Jermaine Dupri. Crédit photo : Eva Rinaldi
Trois décennies et « au moins sept » contrats plus tard, Jermaine Dupri poursuit Sony Music pour avoir prétendument omis de payer plus de 18 millions de dollars de redevances dues en raison d’une combinaison d’« erreurs de déclaration » et de « pratiques comptables méprisantes ».
Dupri et So So Def Recordings soumis le procès des redevances manquantes devant un tribunal fédéral de New York, désignant Sony Music Entertainment (SME) comme seul défendeur. D’une longueur de 13 pages, la plainte est, au plus haut niveau, assez simple : la major n’aurait pas réussi à cracher une énorme somme de redevances sur une période de plusieurs années.
Sans surprise, étant donné la pluralité des contrats en jeu, l’action est un peu plus compliquée sous la surface. Mais la version courte est qu’à partir de 1992, Sony Music aurait fait appel à So So Def de Dupri pour découvrir et recruter des talents qui incluaient finalement Xscape et Whodini.
Les premiers pactes dans ce sens auraient ouvert la voie à une JV directe 50/50 entre la major et So So Def, qui servait de domicile professionnel à Bow Wow, Kris Kross, Jagged Edge et d’autres. À partir de là, un rachat s’est matérialisé, tout comme plusieurs accords Arista finalement résiliés, conformément au texte juridique.
Entre-temps, divers contrats autorisaient également Dupri, le fils de l’ancien directeur de Columbia, Michael Mauldin, à percevoir des redevances distinctes pour son travail de solo, de production et de remix, selon la poursuite.

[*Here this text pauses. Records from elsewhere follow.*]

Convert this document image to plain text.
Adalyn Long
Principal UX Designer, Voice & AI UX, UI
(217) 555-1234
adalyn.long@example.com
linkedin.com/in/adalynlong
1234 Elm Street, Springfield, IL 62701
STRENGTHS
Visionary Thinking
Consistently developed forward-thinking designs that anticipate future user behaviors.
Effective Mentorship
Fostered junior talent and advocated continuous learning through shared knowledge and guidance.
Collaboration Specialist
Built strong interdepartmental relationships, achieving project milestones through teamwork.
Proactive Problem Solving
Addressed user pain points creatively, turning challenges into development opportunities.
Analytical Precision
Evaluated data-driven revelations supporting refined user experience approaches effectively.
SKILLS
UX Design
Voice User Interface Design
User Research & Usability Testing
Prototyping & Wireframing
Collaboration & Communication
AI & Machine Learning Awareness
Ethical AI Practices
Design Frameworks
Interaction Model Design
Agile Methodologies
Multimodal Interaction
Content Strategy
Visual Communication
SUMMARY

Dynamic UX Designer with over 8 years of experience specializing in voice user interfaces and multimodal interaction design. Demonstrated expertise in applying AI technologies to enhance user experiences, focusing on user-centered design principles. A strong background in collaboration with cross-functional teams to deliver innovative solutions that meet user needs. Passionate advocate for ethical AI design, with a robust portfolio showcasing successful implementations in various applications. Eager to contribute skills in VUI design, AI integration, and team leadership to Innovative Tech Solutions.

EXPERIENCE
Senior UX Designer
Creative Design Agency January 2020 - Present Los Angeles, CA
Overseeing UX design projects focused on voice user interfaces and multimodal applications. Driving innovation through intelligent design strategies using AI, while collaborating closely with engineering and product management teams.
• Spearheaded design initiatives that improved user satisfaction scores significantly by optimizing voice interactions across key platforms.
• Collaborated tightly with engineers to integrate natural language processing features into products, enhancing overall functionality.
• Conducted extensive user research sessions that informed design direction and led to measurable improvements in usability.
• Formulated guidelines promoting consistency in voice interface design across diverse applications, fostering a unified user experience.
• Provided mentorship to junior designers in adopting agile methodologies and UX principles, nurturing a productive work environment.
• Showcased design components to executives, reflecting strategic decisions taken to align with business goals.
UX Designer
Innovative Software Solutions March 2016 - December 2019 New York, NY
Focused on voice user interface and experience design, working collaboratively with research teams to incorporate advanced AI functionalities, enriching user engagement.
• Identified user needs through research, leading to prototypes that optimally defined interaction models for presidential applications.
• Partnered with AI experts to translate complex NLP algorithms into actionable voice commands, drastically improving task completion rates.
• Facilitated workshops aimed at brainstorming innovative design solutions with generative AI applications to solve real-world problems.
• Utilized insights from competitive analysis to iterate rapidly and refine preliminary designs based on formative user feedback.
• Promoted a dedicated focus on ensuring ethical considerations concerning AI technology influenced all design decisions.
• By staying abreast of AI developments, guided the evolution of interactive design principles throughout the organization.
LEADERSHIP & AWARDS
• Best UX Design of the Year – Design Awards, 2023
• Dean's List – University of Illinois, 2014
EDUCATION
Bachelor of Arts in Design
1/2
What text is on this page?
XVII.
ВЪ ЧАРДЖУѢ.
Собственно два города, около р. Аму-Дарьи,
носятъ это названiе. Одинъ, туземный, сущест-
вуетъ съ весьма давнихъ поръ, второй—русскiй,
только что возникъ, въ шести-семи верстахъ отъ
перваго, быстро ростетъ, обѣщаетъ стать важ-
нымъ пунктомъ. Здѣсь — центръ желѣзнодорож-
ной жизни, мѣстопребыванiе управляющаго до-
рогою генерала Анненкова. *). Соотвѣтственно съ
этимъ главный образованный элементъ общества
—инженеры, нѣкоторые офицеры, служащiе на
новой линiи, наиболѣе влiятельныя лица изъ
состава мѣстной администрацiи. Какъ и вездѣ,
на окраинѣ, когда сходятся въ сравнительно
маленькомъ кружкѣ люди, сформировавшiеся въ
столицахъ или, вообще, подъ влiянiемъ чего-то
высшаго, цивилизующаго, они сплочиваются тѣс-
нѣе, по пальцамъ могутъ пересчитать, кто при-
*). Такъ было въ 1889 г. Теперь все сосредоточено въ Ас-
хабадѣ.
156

Avance rapide jusqu’en 2023, lorsque Dupri « a commencé à soupçonner que SME n’avait pas payé toutes les redevances (sic) qui lui étaient dues » pour « plusieurs sorties sur une période de temps substantielle ».
En partie attribuable à la présence de redevances non déclarées auparavant dans les déclarations « nouvelles et modifiées », cette intuition a ouvert la voie à un audit en 2025 réalisé par Gelfand, Rennert & Feldman. Et de toute évidence, un accord de péage conclu fin 2025 n’ayant pas abouti à une résolution, l’audit a ensuite donné lieu à une plainte.
En termes d’allégations spécifiques de sous-paiement, Dupri maintient qu’avant 2023, Sony Music « n’a jamais déclaré les redevances de producteur/de remplacement » des deux premiers albums de Kris Kross, et devrait en conséquence 2,2 millions de dollars.
De même, des déclarations de 2023 auraient révélé « que SME déclarait désormais des redevances non déclarées auparavant » pour les travaux de production sur Jagged Edge. Une époque irrégulière. Mais comme « les périodes de vente des redevances non déclarées jusqu’alors ne remontent qu’à 2007 », le plaignant se verrait devoir « des millions de dollars ».
“SME a conservé les royalites de Kriss (sic) Kross (sic) dans un système comptable distinct auquel le demandeur n’avait pas accès et n’a pas payé”, lit-on dans une autre ligne pertinente.
De même, les redevances des projets solo de Dupri (y compris les collaborations avec Usher et plus encore) ainsi que les soldes non récupérés, que Sony Music et les autres majors ont déjà effacés de toute façon pour les anciens artistes éligibles, sont également pris en compte dans l’épreuve de force.
“SME n’a pas versé les paiements de redevances à So-So Def en croisant de manière incorrecte les soldes de comptes non récupérés avec les redevances autrement payables à So-So Def, y compris les sorties d’albums solo et de compilations de Dupri”, affirme la poursuite.
Au total, les parties déposantes réclament au moins 18 millions de dollars de redevances, et la poursuite mentionne que Dupri serait « dû plus de 10 000 000 de dollars en intérêts ».
Par ailleurs, Chad Hugo est toujours à l’avant-garde une action pour redevances impayées contre Pharrell Williams, qui n’a été purgé que fin mai. Et tandis que le développement est passé inaperçu dans les médias, mai a également vu The Cranberries et Universal Music s’installer. un autre différend sur les redevances.